Он опять улегся, скалистая постель под ним заскрипела.

— Он не Царь нового века. Выскочка. Захватчик.

— Захватчик?

— Он их защитник. Поэтому они его пробудили. — Его молочно-серые глаза медленно закрывались. — Проспал, счастливчик, тысячу лет. А теперь пробужден, для битв.

— Битвы? Защитник?

— Дочь, разве ты не знаешь, что идет война?

Война… Хоксквилл как раз все время раздумывала, каким бы одним словом объединить все разрозненные факты, все странности, связанные с Расселом Айгенбликом, какие она запомнила, все случайные возмущения, которые он, казалось, порождал в мире. Теперь у нее было это слово: оно продувало ее сознание, подобно ветру, расшатывало строения и гоняло птиц, срывало листья с деревьев и белье с веревок, но, по крайней мере, дуло теперь только в одну сторону. Война: война всеобщая, война тысячелетия, война без правил. Бог мой, подумала она, те же слова он и сам сказал недавно в Лекции, а она думала, что это всего лишь метафора. Всего лишь!

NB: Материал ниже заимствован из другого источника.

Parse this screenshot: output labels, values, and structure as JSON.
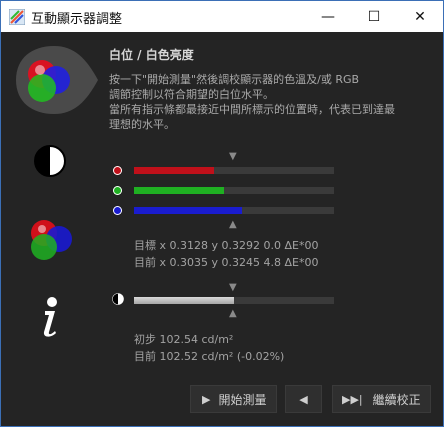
{
  "window": {
    "title": "互動顯示器調整",
    "minimize": "—",
    "maximize": "☐",
    "close": "✕"
  },
  "heading": "白位 / 白色亮度",
  "description": "按一下\"開始測量\"然後調校顯示器的色溫及/或 RGB\n調節控制以符合期望的白位水平。\n當所有指示條都最接近中間所標示的位置時，代表已到達最\n理想的水平。",
  "rgb": {
    "red": {
      "value": 0.4,
      "color": "#c0101a"
    },
    "green": {
      "value": 0.45,
      "color": "#1fb022"
    },
    "blue": {
      "value": 0.54,
      "color": "#1a1ccf"
    }
  },
  "readouts": {
    "target": "目標 x 0.3128 y 0.3292 0.0 ΔE*00",
    "current": "目前 x 0.3035 y 0.3245 4.8 ΔE*00"
  },
  "luminance": {
    "value": 0.5,
    "initial": "初步 102.54 cd/m²",
    "current": "目前 102.52 cd/m² (-0.02%)"
  },
  "buttons": {
    "start": {
      "label": "開始測量",
      "glyph": "▶"
    },
    "back": {
      "glyph": "◀"
    },
    "continue": {
      "label": "繼續校正",
      "glyph": "▶▶|"
    }
  },
  "icons": {
    "rgb_large": "rgb-circles-icon",
    "contrast": "contrast-icon",
    "rgb_small": "rgb-circles-icon",
    "info": "info-icon"
  }
}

— Я не знала, Отец, до этого момента.

— Ко мне это не имеет отношения, — сквозь зевок пробормотал Древнейший. — Они обращались ко мне однажды, чтобы он заснул, и я согласился. Тому назад тысячу лет, плюс-минус век… В конце концов, они дети моих детей, породнившиеся через брак… Я иногда оказываю им милость. В том нет вреда. Все равно здесь больше нечего делать.

— Кто они, Отец?

— М-м. — Его громадные пустые глаза были закрыты.

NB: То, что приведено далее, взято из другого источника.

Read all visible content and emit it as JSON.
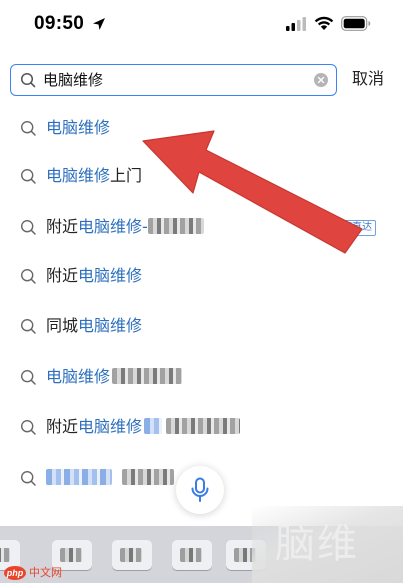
{
  "status_bar": {
    "time": "09:50",
    "icons": [
      "location-arrow-icon",
      "signal-icon",
      "wifi-icon",
      "battery-icon"
    ]
  },
  "search": {
    "query": "电脑维修",
    "cancel_label": "取消"
  },
  "suggestions": [
    {
      "highlight": "电脑维修",
      "suffix": ""
    },
    {
      "highlight": "电脑维修",
      "suffix": "上门"
    },
    {
      "prefix": "附近",
      "highlight": "电脑维修",
      "suffix": "-",
      "tag": "小程序直达"
    },
    {
      "prefix": "附近",
      "highlight": "电脑维修",
      "suffix": ""
    },
    {
      "prefix": "同城",
      "highlight": "电脑维修",
      "suffix": ""
    },
    {
      "highlight": "电脑维修",
      "suffix": ""
    },
    {
      "prefix": "附近",
      "highlight": "电脑维修",
      "suffix": ""
    },
    {
      "highlight": "",
      "suffix": ""
    }
  ],
  "voice": {
    "icon": "microphone-icon"
  },
  "annotation": {
    "color": "#e0443e"
  },
  "watermark": {
    "logo_text": "php",
    "label": "中文网",
    "corner_text": "脑维"
  },
  "colors": {
    "accent": "#3b82f6",
    "highlight_text": "#2d6fbe",
    "arrow": "#e0443e"
  }
}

— Кто те, кого он защищает?

Но гигантская голова откинулась на каменную подушку, огромная глотка захлебывалась храпом. Седоглавые орлы, взмывшие с криком при его пробуждении, вернулись на свои скалы. Безветренный лес шумно вздыхал. Хоксквилл нехотя пустилась в обратный путь. Конь (даже он поддался дремоте) при ее приближении поднял голову. Ладно! Делать нечего. Вся надежда на Разум, он способен решить загадку!

— Нет отдыха измученной душе, — сказала она, проворно вспрыгивая на широкую конскую спину. — Вперед! И живо! Разве ты не знаешь, что идет война?

Пока они поднимались и спускались, Хоксквилл думала: кто спал тысячу лет? Какие дети детей Времени собираются воевать с людьми, какие цели ставят и каковы их надежды на успех?